Building software in the cloud

As we saw last year, UIPath’s final private valuation before it went public was a massive $35 billion. Databricks just raised $1.2 billion at a $38 billion valuation. Such companies are beginning to generate massive value. UIPath’s market cap is down on the public market, but it’s still above $28 billion.

As Battery points out, cloud native offerings are taking off in a big way with huge valuations, massive IPOs and bright futures as sustainable public companies. If you’re primarily on-premises, you are operating on an obsolete playbook.

“Infrastructure software companies are doubling down on their cloud-native offerings, which are growing faster than their on-premise counterparts and are directly tied to higher company valuation multiples. MongoDB’s cloud product Atlas is growing at 83% versus its on-premise business (13%), driving most of the company’s value creation,” Dharmesh Thakker, general partner at Battery told us.

Battery Ventures State Cloud Report -- SaaS company cloud v. on prem revenue

Image Credits: Battery Ventures

Further, according to Battery, when it comes to recent IPOs, cloud revenue is growing two to three times faster than on-premise businesses and is tied directly to these companies’ valuation hikes. ​​Battery data finds: “The average cloud-infrastructure software IPO is now valued at $12.8 billion, over 10x the average valuation just five years ago.”

Customer size and business model notes

Perhaps the most interesting argument presented in Battery’s report is that customer size specialization could be more hindrance than help. Noting that, by its analysis, “enduring companies” take on both small customers and larger accounts, the investing group pointed to mongoDB, Elastic and Confluent as examples of cloud concerns that have both self-serve capabilities for SMB and midmarket firms and more hands-on sales approaches for enterprise-scale customers.

Battery Ventures State Cloud Report -- Cloud companies and enterprise sales

Image Credits: Battery Ventures

“Enduring” is, of course, a flexible term, but the argument appears to be that to be a more durable and wider customer mix is the way forward.

The report also details rising venture capital interest in open source startups, a trend that TechCrunch has written about in recent months.

Specifically, the report indicated that investments in open source and cloud-native companies grew to $53.4 billion thus far in 2021 from $12.4 billion in 2016. The scale of capital ingested by tech companies is staggering, but this data point underscores just how much money is flowing into open source-based tech companies.

Battery Ventures State Cloud Report -- Open source and cloud native companies

Image Credits: Battery Ventures

Why? Precisely what we discussed in the beginning of this post. Demand for cloud products is accelerating. That tailwind is the foundation for many venture capital investing theses. And when we consider that Battery views businesses of every size as potential sales targets for more durable cloud companies, we can infer that demand for cloud products won’t merely be the playground of the giant corporation. Every company is going to need software, and investors are paying big bucks to own a piece of their future tool set.
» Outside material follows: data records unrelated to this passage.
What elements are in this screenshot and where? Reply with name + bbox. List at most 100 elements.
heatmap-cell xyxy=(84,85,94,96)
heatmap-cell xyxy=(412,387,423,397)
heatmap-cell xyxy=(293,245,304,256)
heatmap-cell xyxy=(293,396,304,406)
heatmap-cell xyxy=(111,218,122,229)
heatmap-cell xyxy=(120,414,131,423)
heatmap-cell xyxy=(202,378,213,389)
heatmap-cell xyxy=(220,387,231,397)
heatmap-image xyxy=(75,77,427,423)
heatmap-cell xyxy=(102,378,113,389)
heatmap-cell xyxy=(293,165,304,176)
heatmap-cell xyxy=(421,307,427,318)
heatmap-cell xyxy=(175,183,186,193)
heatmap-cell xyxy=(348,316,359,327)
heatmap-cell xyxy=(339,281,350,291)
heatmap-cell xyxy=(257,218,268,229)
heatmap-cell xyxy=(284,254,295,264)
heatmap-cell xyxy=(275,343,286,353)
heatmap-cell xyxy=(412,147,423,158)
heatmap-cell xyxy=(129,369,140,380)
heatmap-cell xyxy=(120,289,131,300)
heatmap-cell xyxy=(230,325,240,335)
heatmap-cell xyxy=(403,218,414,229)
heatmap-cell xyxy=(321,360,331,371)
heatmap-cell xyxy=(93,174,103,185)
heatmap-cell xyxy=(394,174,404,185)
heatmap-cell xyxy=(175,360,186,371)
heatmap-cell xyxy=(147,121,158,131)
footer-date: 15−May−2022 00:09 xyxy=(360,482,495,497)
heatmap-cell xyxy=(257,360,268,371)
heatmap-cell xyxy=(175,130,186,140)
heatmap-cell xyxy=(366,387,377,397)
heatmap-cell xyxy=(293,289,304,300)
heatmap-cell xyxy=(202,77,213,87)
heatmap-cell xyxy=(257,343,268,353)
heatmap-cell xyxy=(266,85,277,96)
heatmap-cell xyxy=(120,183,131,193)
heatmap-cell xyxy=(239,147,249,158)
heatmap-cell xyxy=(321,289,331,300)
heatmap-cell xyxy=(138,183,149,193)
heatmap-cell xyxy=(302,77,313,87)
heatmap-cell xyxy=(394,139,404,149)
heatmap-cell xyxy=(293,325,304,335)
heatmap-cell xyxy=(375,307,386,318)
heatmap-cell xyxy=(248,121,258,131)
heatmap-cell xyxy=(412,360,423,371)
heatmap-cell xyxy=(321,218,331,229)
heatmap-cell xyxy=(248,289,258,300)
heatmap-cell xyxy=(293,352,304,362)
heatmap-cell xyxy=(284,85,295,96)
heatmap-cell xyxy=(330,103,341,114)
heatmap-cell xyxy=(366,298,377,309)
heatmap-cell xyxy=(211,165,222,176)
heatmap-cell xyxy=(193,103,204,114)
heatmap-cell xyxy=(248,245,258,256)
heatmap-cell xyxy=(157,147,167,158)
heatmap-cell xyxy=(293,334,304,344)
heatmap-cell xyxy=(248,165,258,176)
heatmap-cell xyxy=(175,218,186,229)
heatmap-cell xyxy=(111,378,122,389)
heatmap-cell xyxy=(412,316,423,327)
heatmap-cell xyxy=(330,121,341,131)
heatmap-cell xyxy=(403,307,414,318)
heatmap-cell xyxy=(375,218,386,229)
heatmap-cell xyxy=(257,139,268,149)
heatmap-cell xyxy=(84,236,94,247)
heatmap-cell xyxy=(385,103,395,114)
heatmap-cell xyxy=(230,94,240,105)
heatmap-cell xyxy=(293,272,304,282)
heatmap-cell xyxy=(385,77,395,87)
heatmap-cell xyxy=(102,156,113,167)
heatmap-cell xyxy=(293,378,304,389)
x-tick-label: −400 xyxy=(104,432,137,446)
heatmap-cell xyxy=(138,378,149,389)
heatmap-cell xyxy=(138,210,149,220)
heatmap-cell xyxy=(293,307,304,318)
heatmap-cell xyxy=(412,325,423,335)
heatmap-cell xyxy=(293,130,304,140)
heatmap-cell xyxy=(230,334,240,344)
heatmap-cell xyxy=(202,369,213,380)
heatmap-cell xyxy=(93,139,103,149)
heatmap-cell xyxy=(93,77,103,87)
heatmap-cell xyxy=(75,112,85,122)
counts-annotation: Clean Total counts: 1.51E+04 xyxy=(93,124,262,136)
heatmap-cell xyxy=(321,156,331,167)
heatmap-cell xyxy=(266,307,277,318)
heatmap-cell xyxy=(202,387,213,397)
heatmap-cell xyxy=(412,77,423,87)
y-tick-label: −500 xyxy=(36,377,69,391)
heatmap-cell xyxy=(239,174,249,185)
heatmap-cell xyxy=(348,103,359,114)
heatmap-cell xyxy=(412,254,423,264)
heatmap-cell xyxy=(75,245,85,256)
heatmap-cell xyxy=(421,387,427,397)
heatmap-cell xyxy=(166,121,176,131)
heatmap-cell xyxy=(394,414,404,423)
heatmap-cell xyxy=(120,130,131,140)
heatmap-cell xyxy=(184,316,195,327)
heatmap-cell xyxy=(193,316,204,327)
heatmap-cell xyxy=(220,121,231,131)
Battery’s report points to a world where startups, for the most part, are going to go cloud or go home. While you could argue that the growth could slow once we reach a mostly post-pandemic state, it seems clear that companies are only going to accelerate their shift to the cloud now that they’ve begun the journey.

If that’s the case, there might not be any slow down in sight for some years to come.